Hello everyone, any guidance will be appreciated.

Surgeon performed bilateral inguinal hernias and documented removal of part of cord lipoma on each side but only submitted a specimen for one side. Do I need pathology to code for bilateral? Should the right lipoma bundle since it was "incorporated" in the hernia?

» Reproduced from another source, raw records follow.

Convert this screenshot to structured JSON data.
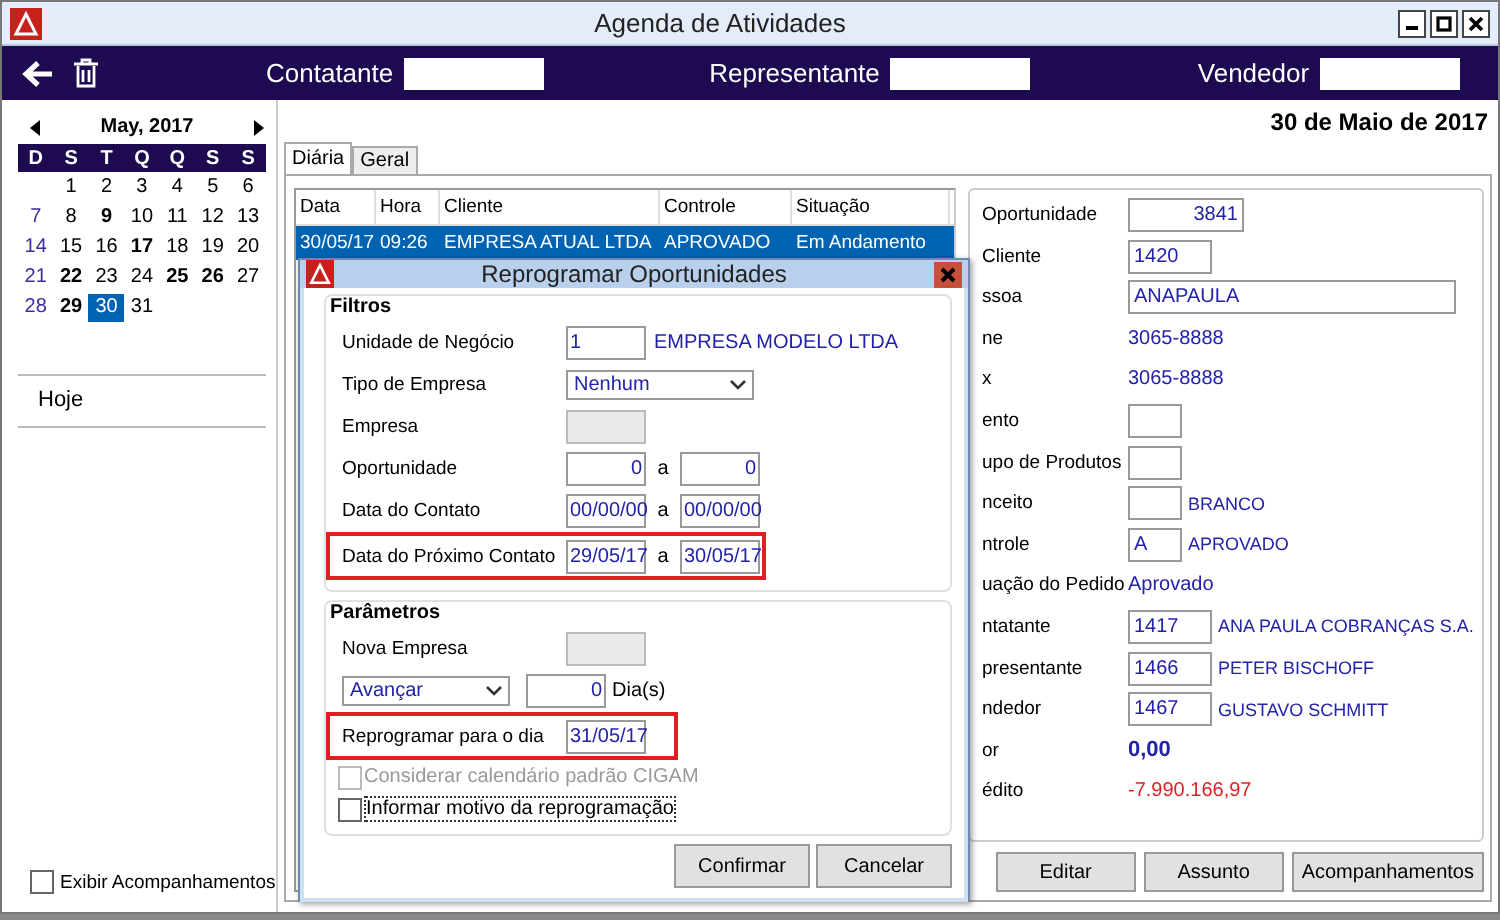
{
  "window": {
    "title": "Agenda de Atividades"
  },
  "toolbar": {
    "filters": [
      {
        "label": "Contatante"
      },
      {
        "label": "Representante"
      },
      {
        "label": "Vendedor"
      }
    ]
  },
  "calendar": {
    "month": "May, 2017",
    "weekdays": [
      "D",
      "S",
      "T",
      "Q",
      "Q",
      "S",
      "S"
    ],
    "weeks": [
      [
        {
          "day": "1",
          "bold": false,
          "selected": false
        },
        {
          "day": "2",
          "bold": false,
          "selected": false
        },
        {
          "day": "3",
          "bold": false,
          "selected": false
        },
        {
          "day": "4",
          "bold": false,
          "selected": false
        },
        {
          "day": "5",
          "bold": false,
          "selected": false
        },
        {
          "day": "6",
          "bold": false,
          "selected": false
        }
      ],
      [
        {
          "day": "7",
          "bold": false,
          "selected": false
        },
        {
          "day": "8",
          "bold": false,
          "selected": false
        },
        {
          "day": "9",
          "bold": true,
          "selected": false
        },
        {
          "day": "10",
          "bold": false,
          "selected": false
        },
        {
          "day": "11",
          "bold": false,
          "selected": false
        },
        {
          "day": "12",
          "bold": false,
          "selected": false
        },
        {
          "day": "13",
          "bold": false,
          "selected": false
        }
      ],
      [
        {
          "day": "14",
          "bold": false,
          "selected": false
        },
        {
          "day": "15",
          "bold": false,
          "selected": false
        },
        {
          "day": "16",
          "bold": false,
          "selected": false
        },
        {
          "day": "17",
          "bold": true,
          "selected": false
        },
        {
          "day": "18",
          "bold": false,
          "selected": false
        },
        {
          "day": "19",
          "bold": false,
          "selected": false
        },
        {
          "day": "20",
          "bold": false,
          "selected": false
        }
      ],
      [
        {
          "day": "21",
          "bold": false,
          "selected": false
        },
        {
          "day": "22",
          "bold": true,
          "selected": false
        },
        {
          "day": "23",
          "bold": false,
          "selected": false
        },
        {
          "day": "24",
          "bold": false,
          "selected": false
        },
        {
          "day": "25",
          "bold": true,
          "selected": false
        },
        {
          "day": "26",
          "bold": true,
          "selected": false
        },
        {
          "day": "27",
          "bold": false,
          "selected": false
        }
      ],
      [
        {
          "day": "28",
          "bold": false,
          "selected": false
        },
        {
          "day": "29",
          "bold": true,
          "selected": false
        },
        {
          "day": "30",
          "bold": false,
          "selected": true
        },
        {
          "day": "31",
          "bold": false,
          "selected": false
        }
      ]
    ]
  },
  "sidebar": {
    "today": "Hoje",
    "show_followups": {
      "label": "Exibir Acompanhamentos",
      "checked": false
    }
  },
  "date_heading": "30 de Maio de 2017",
  "tabs": [
    {
      "label": "Diária",
      "selected": true
    },
    {
      "label": "Geral",
      "selected": false
    }
  ],
  "table": {
    "columns": [
      "Data",
      "Hora",
      "Cliente",
      "Controle",
      "Situação"
    ],
    "rows": [
      {
        "cells": [
          "30/05/17",
          "09:26",
          "EMPRESA ATUAL LTDA",
          "APROVADO",
          "Em Andamento"
        ],
        "selected": true
      }
    ]
  },
  "details": {
    "fields": [
      {
        "label": "Oportunidade",
        "kind": "number",
        "value": "3841"
      },
      {
        "label": "Cliente",
        "kind": "code",
        "value": "1420"
      },
      {
        "label": "ssoa",
        "kind": "wide",
        "value": "ANAPAULA"
      },
      {
        "label": "ne",
        "kind": "text",
        "value": "3065-8888"
      },
      {
        "label": "x",
        "kind": "text",
        "value": "3065-8888"
      },
      {
        "label": "ento",
        "kind": "small"
      },
      {
        "label": "upo de Produtos",
        "kind": "small"
      },
      {
        "label": "nceito",
        "kind": "small",
        "extra": "BRANCO"
      },
      {
        "label": "ntrole",
        "kind": "small",
        "value": "A",
        "extra": "APROVADO"
      },
      {
        "label": "uação do Pedido",
        "kind": "text",
        "value": "Aprovado"
      },
      {
        "label": "ntatante",
        "kind": "code",
        "value": "1417",
        "extra": "ANA PAULA COBRANÇAS S.A."
      },
      {
        "label": "presentante",
        "kind": "code",
        "value": "1466",
        "extra": "PETER BISCHOFF"
      },
      {
        "label": "ndedor",
        "kind": "code",
        "value": "1467",
        "extra": "GUSTAVO SCHMITT"
      },
      {
        "label": "or",
        "kind": "strong",
        "value": "0,00"
      },
      {
        "label": "édito",
        "kind": "negative",
        "value": "-7.990.166,97"
      }
    ]
  },
  "buttons": [
    "Editar",
    "Assunto",
    "Acompanhamentos"
  ],
  "dialog": {
    "title": "Reprogramar Oportunidades",
    "filters": {
      "title": "Filtros",
      "rows": [
        {
          "kind": "code",
          "label": "Unidade de Negócio",
          "value": "1",
          "extra": "EMPRESA MODELO LTDA",
          "highlighted": false
        },
        {
          "kind": "select",
          "label": "Tipo de Empresa",
          "value": "Nenhum",
          "highlighted": false
        },
        {
          "kind": "empty",
          "label": "Empresa",
          "highlighted": false
        },
        {
          "kind": "numrange",
          "label": "Oportunidade",
          "from": "0",
          "sep": "a",
          "to": "0",
          "highlighted": false
        },
        {
          "kind": "range",
          "label": "Data do Contato",
          "from": "00/00/00",
          "sep": "a",
          "to": "00/00/00",
          "highlighted": false
        },
        {
          "kind": "range",
          "label": "Data do Próximo Contato",
          "from": "29/05/17",
          "sep": "a",
          "to": "30/05/17",
          "highlighted": true
        }
      ]
    },
    "params": {
      "title": "Parâmetros",
      "new_company": {
        "label": "Nova Empresa"
      },
      "direction": {
        "value": "Avançar"
      },
      "days": {
        "value": "0",
        "unit": "Dia(s)"
      },
      "reschedule": {
        "label": "Reprogramar para o dia",
        "value": "31/05/17",
        "highlighted": true
      },
      "checks": [
        {
          "label": "Considerar calendário padrão CIGAM",
          "checked": false,
          "disabled": true
        },
        {
          "label": "Informar motivo da reprogramação",
          "checked": false,
          "disabled": false
        }
      ]
    },
    "buttons": [
      "Confirmar",
      "Cancelar"
    ]
  }
}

I was taught that if the surgeon didn’t sent a specimen to pathology we could not code it.
Thank you in advance.

49505-50
55520-59-50

** right side
** dissection of the cord structures and what appeared to be a cord lipoma incorporated within an indirect inguinal hernia
** further isolated the presumed cord lipoma
** were able to transect a portion of this cord lipoma while reducing the vast majority of it back within the peritoneal cavity.
** indirect inguinal defect
** mesh plug
** incision on the right side was subsequently closed

** attention to the left side
** fat-containing structure
** We separated these 2 structures,
** identified this as a cord lipoma, transecting a small portion of this cord lipoma and subsequently reducing the remainder through
the deep inguinal ring into the peritoneal cavity.
** large indirect defect was noted
** placed 1 large plug and 1 patch

Gross description:
SOFT TISSUE, LEFT CORD LIPOMA, REPAIR:Received in formalin and labeled
with the patient’s name, social security number, and "left cord lipoma"

Microscopic exam/diagnosis:
DIAGNOSIS:

SOFT TISSUE, LEFT SPERMATIC CORD, INGUINAL HERNIA REPAIR: LIPOMA.